As for an alternate explanation which does not require the exploding consoles which visually are seen not to explode but burst into electrical sparks and flames, vibrational stresses cracking and breaking overhead lighting panels can account for the glass shards we do see on the deck to the right of the captain's chair where Mitchell is laying.
In that case I'm sure you can show a screenshot of these supposed cracked lighting panels? If not, the reasonable conclusion is that the debris comes from the device which has just been seen fail with with some force.
*sigh* My POINT was the reason people take OBJECTION to the exploding consoles in the first place is that by TNG, they're a a hell of a lot more explosive than they ought to be.

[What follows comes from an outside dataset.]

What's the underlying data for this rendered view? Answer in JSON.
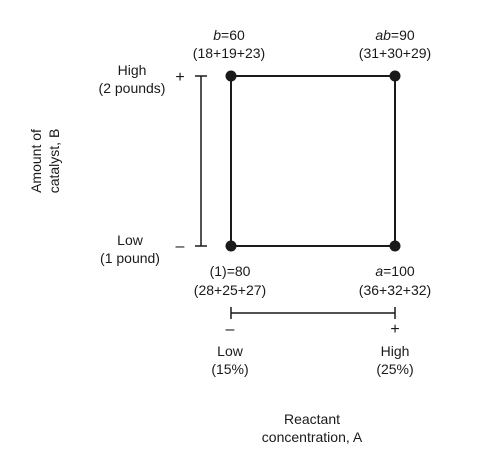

TWoK. That movie started it all. You can give excuses for it - the simulator was extra spectacular for effect, the other hits were with shields down - but there's no way around the fact that TWoK showed the way forward in terms of set pyrotechnics, and sparklies became the norm for showing battle damage.
That said...
Exploding consoles are blown out of proportion. Yes, it's silly that there's sparks everywhere when the ship gets hammered, but those very same sparks seem to be perfectly harmless. Ever pay attention to what actually happens? People on ships tend to pretty much ignore these sparks, or at beats get out of the way of them. Consoles that spew fireworks one second work fine the next (there's D13's example; another one that comes to mind is Insurrection - a corner of Daniels' tactical console burps up a spark, but he's nonplussed and the thing keeps working fine).
Whatever the sparks are, they're not a sign of a catastrophic failure of the instruments, nor do they seem to do permanent damage. the few times we see actual physical explosions - and they're
rare - are when ships are battered with their shields down.